Sono stata ingenua così a lungo da essere diventata scettica e diffidente.

Dopo aver ricevuto la cartella stampa dello spettacolo al quale sto per assistere, piena di elenchi infiniti di date, luoghi, cerimonie, riconoscimenti ed eventi da fare invidia a chiunque, permettetemelo, il mio lato razionale e pessimista ha preso il sopravvento.
Perché di presentazioni così pompose ne ho lette tante e mi hanno quasi sempre creato aspettative di gran lunga superiori alle prestazioni. Perciò entro in sala con la mia cartella stampa tronfia di parole ed elogi, consapevole ed assolutamente certa di dover almeno dimezzare il suo contenuto.

Poi non so cosa sia successo.

 

Parole, suoni, movimento, sinergia, leggerezza. Uno spettacolo per gli occhi, le orecchie ed il cuore. Un’alternanza di suoni, mani, abbracci, assenza di gravità, con un continuo richiamo alla vita di Anton Čechov, il medico, il drammaturgo, il pescatore, in un caos ordinato e studiato nei minimi dettagli.

 

Il regista, Daniele Finzi Pasca, dal quale la compagnia prende il nome, riesce a trasmettere allo spettatore la decadenza della Russia di fine ‘800 e anche il senso di miseria e povertà che ha caratterizzato quasi tutta la vita dello scrittore; ma è una decadenza creativa, sorridente, colorata e  spensierata, dalla quale lo spettatore viene volontariamente rapito e della quale rimane stupefatto, in un crescendo di immagini e musica ipnotizzante.

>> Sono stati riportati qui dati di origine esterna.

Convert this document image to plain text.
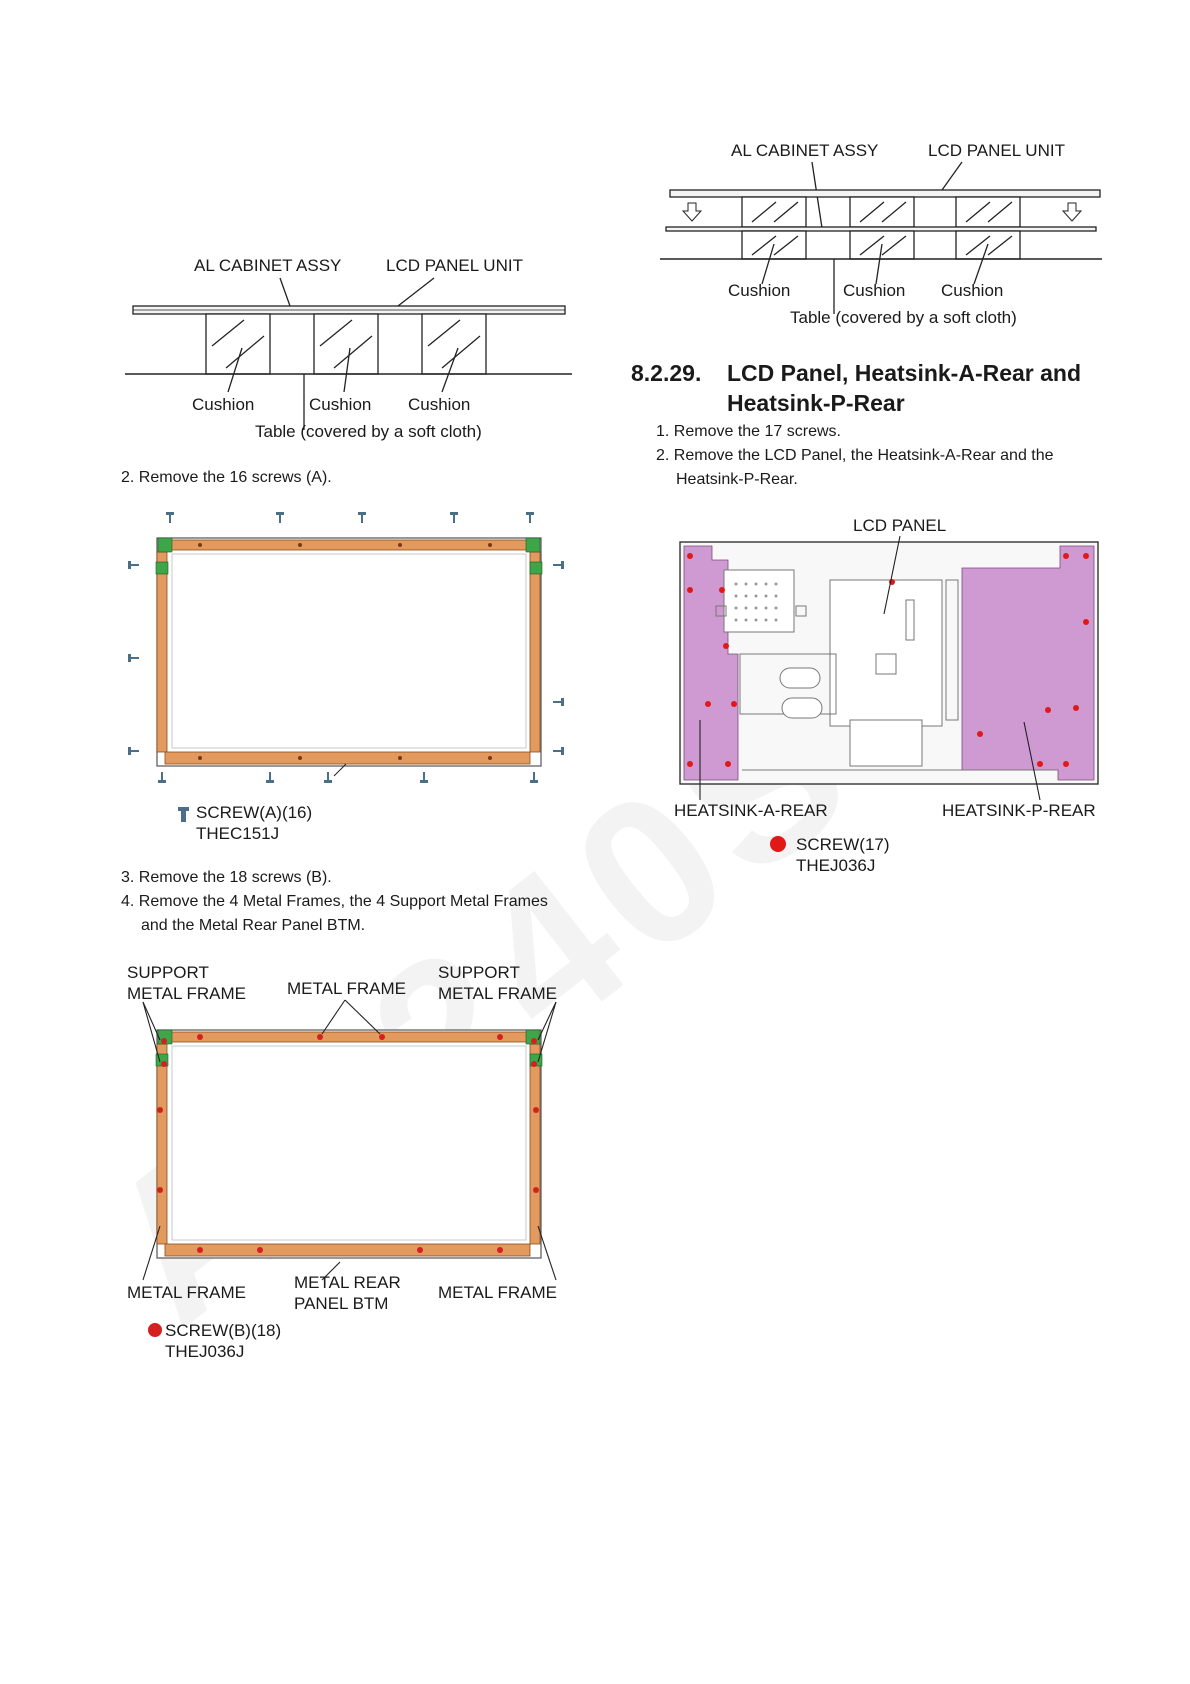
AL CABINET ASSY	LCD PANEL UNIT
Cushion	Cushion Cushion
Table (covered by a soft cloth)
2. Remove the 16 screws (A).
SCREW(A)(16)
THEC151J
3. Remove the 18 screws (B).
4. Remove the 4 Metal Frames, the 4 Support Metal Frames
and the Metal Rear Panel BTM.
SUPPORT
METAL FRAME METAL FRAME
SUPPORT
METAL FRAME
METAL FRAME
METAL REAR
PANEL BTM
METAL FRAME
SCREW(B)(18)
THEJ036J
AL CABINET ASSY	LCD PANEL UNIT
Cushion	Cushion Cushion
Table (covered by a soft cloth)
8.2.29. LCD Panel, Heatsink-A-Rear and
Heatsink-P-Rear
1. Remove the 17 screws.
2. Remove the LCD Panel, the Heatsink-A-Rear and the
Heatsink-P-Rear.
LCD PANEL
HEATSINK-A-REAR	HEATSINK-P-REAR
SCREW(17)
THEJ036J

La compositrice e coreografa Maria Bonzanigo, che da trent’anni collabora con la compagnia Finzi Pasca, ha creato un vero e proprio capolavoro. Gli artisti si destreggiano tra le svariate arti con armonia e naturalezza, facendo sembrare tutto semplice, malgrado alcuni esercizi richiedano un notevole sforzo fisico e un’accurata preparazione. La musica è travolgente.

Lo spettacolo è stato rappresentato quasi 300 volte in venticinque paesi diversi e, presentando diverse parti in prosa (che in questo caso specifico sono in italiano) immagino che gli attori abbiano dovuto studiare la parte nelle diverse lingue dei paesi in cui hanno rappresentato lo spettacolo (la compagnia è multietnica). Molto efficace la parte in cui si parla di Modena, della Ghirlandina, della nostra tradizione culinaria.

 

Si crea un filo, uno scambio, una connessione tra lo spettatore e gli artisti. Loro assorbono un po’ di noi, della nostra città, della nostra quotidianità, e noi rubiamo a loro la grande bellezza di cui sono capaci.